After looking closely at the program, it is clear that increasing the income limit is unnecessary, but using a figure less than the 220% Milwaukee figure would at least meet a number of essential criteria for study participants: 1) The program would remain low-income; 2) A modest increase is more likely to assure that genuine hardship cases are addressed; 3) Federal law resolutely forbids relaxation for hardship of any kind for millions of low-income families who receive comparable education grants, such as Head Start and Pell grants, not to mention those who depend on much more vital programs, such as food stamps and public housing, who must adhere to strict earn-out requirements, regardless of the reason, or leave these programs; 4) Even a modest increase will displace some legitimately 185% of poverty families, and a greater increase will have an undeniably unfair effect on even more low-income families; 5) The study would be more protected by a more modest increase than by allowing most over-income families to be compared with legitimately low-income families and treatment groups; 6) The religious schools in the District have many families with incomes that match the 300% proposal and below, and a substantial increase would be unfair to low and modest income families struggling on their own to send their children to these schools with family incomes of $39,600 for a family of two, $49,800 for a family of three, and $60,000 for a family of four.

After an amicable meeting with Washington Scholarship Fund representatives, I began my study with a bias toward some increase to protect the integrity of the evaluation. However, we found that the evaluation would be harmed not saved by a substantial increase in the income limit because the outcome would be skewed by reflecting substantial numbers of upwardly mobile, modest income families. We found that the study, as now structured, would have children sufficient in numbers to do a valid evaluation. We found that this study, like any well-developed and competent study of this kind, always assumes it must adjust to conditions that arise, and that this study is already making such adjustments. For example, the District changed its required testing regimen and that change is being accommodated.

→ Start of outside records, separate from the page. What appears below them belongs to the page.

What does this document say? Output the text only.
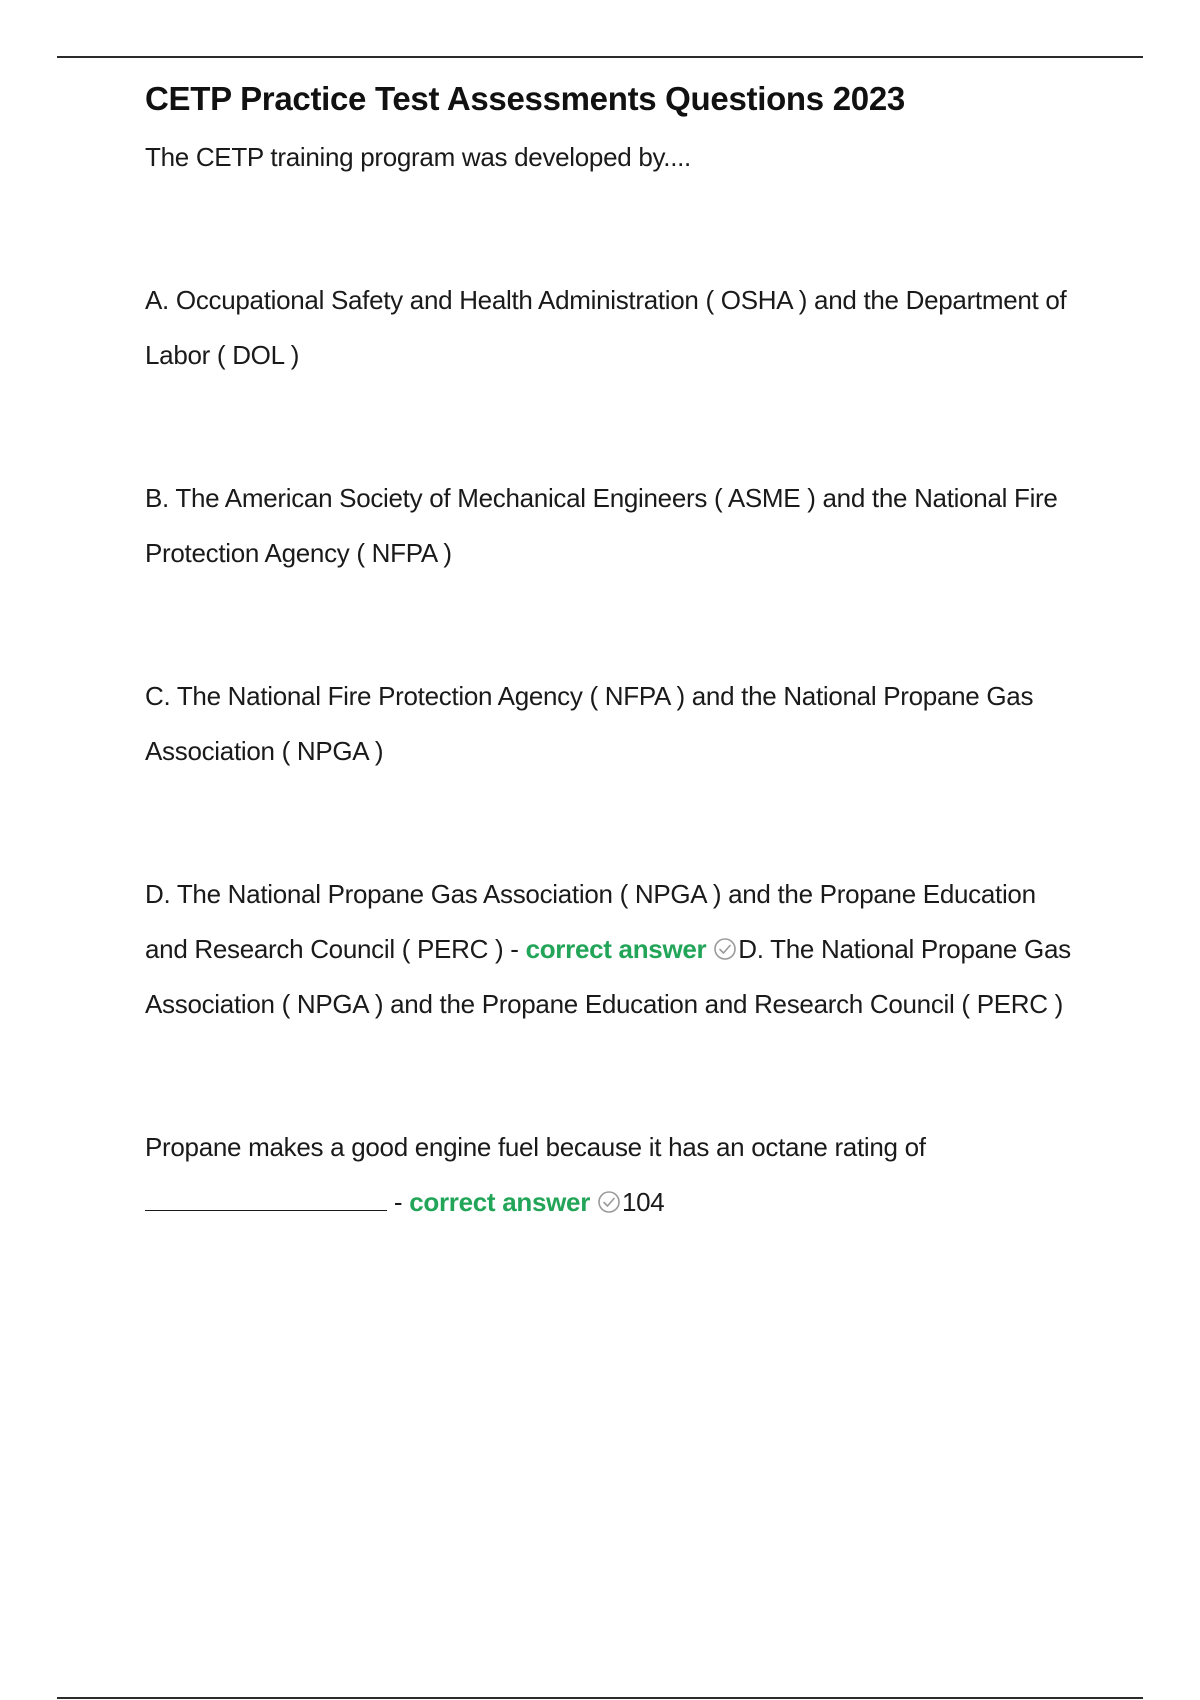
CETP Practice Test Assessments Questions 2023

The CETP training program was developed by....

A. Occupational Safety and Health Administration ( OSHA ) and the Department of Labor ( DOL )

B. The American Society of Mechanical Engineers ( ASME ) and the National Fire Protection Agency ( NFPA )

C. The National Fire Protection Agency ( NFPA ) and the National Propane Gas Association ( NPGA )

D. The National Propane Gas Association ( NPGA ) and the Propane Education and Research Council ( PERC ) - correct answer D. The National Propane Gas Association ( NPGA ) and the Propane Education and Research Council ( PERC )

Propane makes a good engine fuel because it has an octane rating of - correct answer 104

I do not believe that a serious and substantial income change to a novel and inherently uncontroversial program can be made simply to capture as many students as possible while continuing to claim that the D.C. program is a study on the effects of federally funded private school vouchers on low-income children. For the reasons discussed in this letter, in my letter to you of July 7th and in the request made by Senator Kennedy and me for a GAO study of the program, I have sought a principled way to confront the dilemma you raise. I believe no change is necessary because a well structured and valid study would contemplate the income changes that have occurred and would adjust for them.

As always, I would be happy to discuss the matter further with you. I will try to reach you today.